Los indicadores de calidad del aire –medidos por la compañía suiza IQAir— mostraron niveles de PM2,5 superiores a 100 µg/m³, superando el umbral de salud pública recomendado por la OMS. Tal cifra coloca a Sarajevo en la lista de ciudades con peor aire del mundo, una posición que preocupa tanto a residentes locales como a especialistas en salud pública. El aumento de casos de bronquitis aguda y de hospitalizaciones por enfermedades respiratorias crónicas se ha registrado en los registros clínicos regionales, lo que refuerza la urgencia de las medidas adoptadas.
En medio de la tormenta invisible, la comunidad ha reaccionado con medidas de protección improvisadas. Más de 70 % de los habitantes reportó haber usado mascarillas N95, mientras que en los barrios periféricos se instaló un sistema de filtrado de aire en las escuelas que, aunque limitado, ofrece una respiración más segura para los estudiantes. Los constructores locales, bajo la prohibición de trabajo al aire libre, han recurrido a proyectos “invernadero” en oficinas subterráneas, intentando mantener la producción sin comprometer la salud de su equipo.

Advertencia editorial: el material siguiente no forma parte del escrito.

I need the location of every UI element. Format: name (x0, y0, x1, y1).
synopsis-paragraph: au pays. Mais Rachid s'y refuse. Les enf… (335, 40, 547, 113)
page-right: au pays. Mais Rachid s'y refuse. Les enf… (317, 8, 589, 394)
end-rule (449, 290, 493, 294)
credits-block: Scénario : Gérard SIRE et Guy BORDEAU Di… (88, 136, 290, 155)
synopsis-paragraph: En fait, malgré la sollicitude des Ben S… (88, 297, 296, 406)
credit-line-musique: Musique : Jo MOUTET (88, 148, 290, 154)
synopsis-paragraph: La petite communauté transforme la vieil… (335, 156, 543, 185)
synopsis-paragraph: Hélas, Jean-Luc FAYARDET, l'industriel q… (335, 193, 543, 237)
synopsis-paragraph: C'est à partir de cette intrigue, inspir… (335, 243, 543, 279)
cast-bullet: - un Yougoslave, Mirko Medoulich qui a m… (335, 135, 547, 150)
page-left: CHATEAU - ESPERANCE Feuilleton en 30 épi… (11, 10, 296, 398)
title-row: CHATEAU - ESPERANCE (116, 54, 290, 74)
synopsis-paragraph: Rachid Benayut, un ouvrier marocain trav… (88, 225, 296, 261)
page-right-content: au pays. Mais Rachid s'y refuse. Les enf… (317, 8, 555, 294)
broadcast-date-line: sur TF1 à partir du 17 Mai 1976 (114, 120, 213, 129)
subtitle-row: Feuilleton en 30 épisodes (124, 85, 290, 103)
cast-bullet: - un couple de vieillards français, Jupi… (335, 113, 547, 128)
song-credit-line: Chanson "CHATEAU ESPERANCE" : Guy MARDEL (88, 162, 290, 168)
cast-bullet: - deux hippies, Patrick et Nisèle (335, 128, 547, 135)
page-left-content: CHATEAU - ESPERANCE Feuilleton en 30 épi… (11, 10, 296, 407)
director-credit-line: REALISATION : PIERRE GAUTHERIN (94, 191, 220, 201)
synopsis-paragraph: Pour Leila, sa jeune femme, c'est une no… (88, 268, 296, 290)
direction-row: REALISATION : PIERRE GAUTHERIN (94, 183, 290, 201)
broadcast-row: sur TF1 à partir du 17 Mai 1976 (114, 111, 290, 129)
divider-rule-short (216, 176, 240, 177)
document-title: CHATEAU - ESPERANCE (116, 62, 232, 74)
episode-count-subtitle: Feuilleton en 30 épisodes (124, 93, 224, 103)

El contexto económico también se ve afectado. Los cierres de flotas y la imposibilidad de trabajar en obras públicas han generado pérdidas estimadas en 12 millones de euros, según la Cámara de Comercio de Sarajevo. A la par, el turismo ha sufrido un descenso del 15 % durante la semana de los alertas, con la cancelación de 300 vuelos y la reducción de alojamientos, lo que plantea preocupaciones sobre la recuperación del sector en los próximos meses.
A nivel regional, el fenómeno no es aislado. En Belgrado, la capital vecina, las mismas unidades de PM2,5 han superado los 80 µg/m³, provocando protestas en las plazas públicas y la formación de grupos de presión que demandan políticas de transporte público más limpias. La tendencia de la polución urbana en los Balcanes Occidentales se mantiene, pues la falta de infraestructura adecuada y los hábitos de combustión de hogares siguen siendo desafiantes para alcanzar los estándares europeos.
Con la prohibición de vehículos que no cumplan los criterios de emisiones y la restricción de construcción, el gobierno de Bosnia y Herzegovina pretende no solo paliar la crisis inmediata sino también sentar las bases de una estrategia a medio plazo: invertir en sistemas de energía renovable, reforzar la red de transporte público y establecer una red de monitoreo de la calidad del aire en tiempo real. Este enfoque, que incluye a la comunidad en la toma de decisiones, sugiere un futuro donde la salud pública y el medio ambiente son prioridades compartidas, aunque el reto de transformar el panorama urbano persiste.